No, not really. "Fining" is of dubious legality to begin with. There are laws that provide property owners with the ability to seek redress in court to enforce restrictive covenants. "Fining" is a more recent phenomenon that is being challenged in various jurisdictions throughout the country since states have not delegated governmental police powers to private corporations.

"To reduce or eliminate extralegal housing will require that we repeal federal subsidies that incentivize current patterns of suburban development..."

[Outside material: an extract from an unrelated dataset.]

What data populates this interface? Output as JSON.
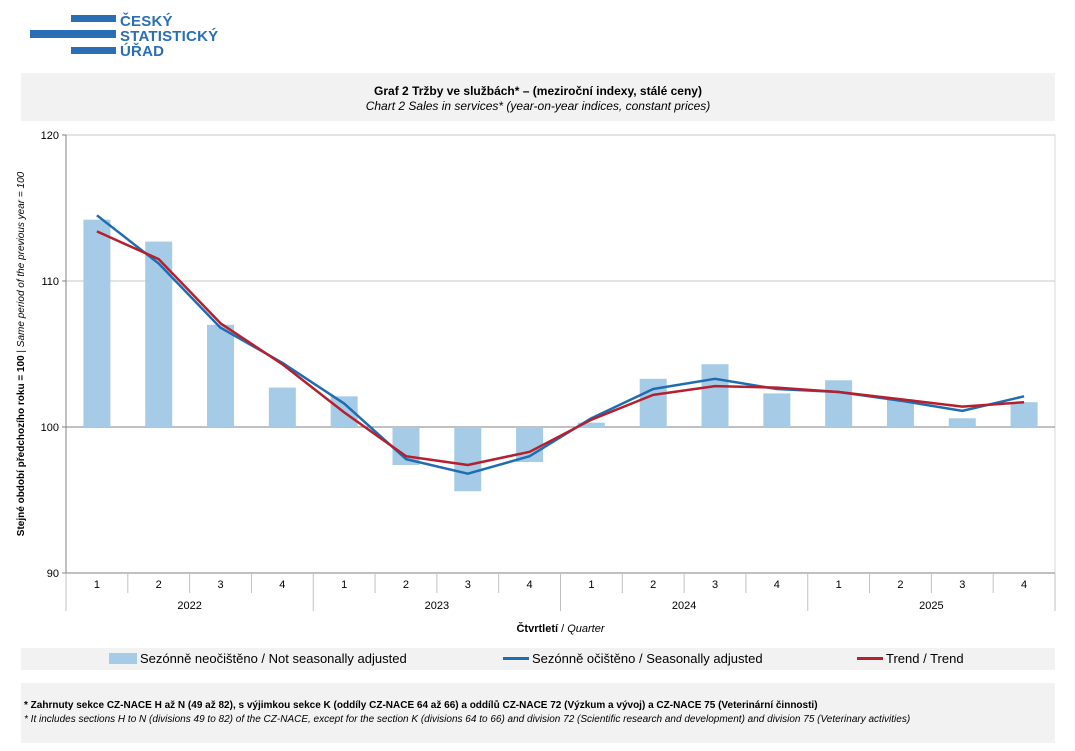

Huh? The example given regarded extralegal conversions in an urban environment. How would reducing subsidies for suburban housing alter extralegal conversions in an urban environment? In fact, it would seem that lack of such subsidies would make suburban homes even less affordable. This in turn would mean more people sharing fewer spaces in the city, i.e., more extralegal urban housing. Just sayin'.

Anonymous said...

Suburban HOA-burdened housing was actually a critical part of Wall Street's securitization scheme. They needed large dollar notes (like those associated with houses) and lots of them. When a developer first sells homes in a "master planned" subdivision, the developer often utilizes a mortgage company subsidiary to establish an artificial economic baseline for home prices. The "master planned" subdivisions always also start out with a developer-controlled HOA.

Once the pump is primed, other entities will finance home purchases at that price level based upon "comps". In many of these places, every 3-8 houses is exactly the same model. The commoditization was ideal for a Wall Street securitization machine. These are ALL HOA-burdened homes that were overpriced to begin with.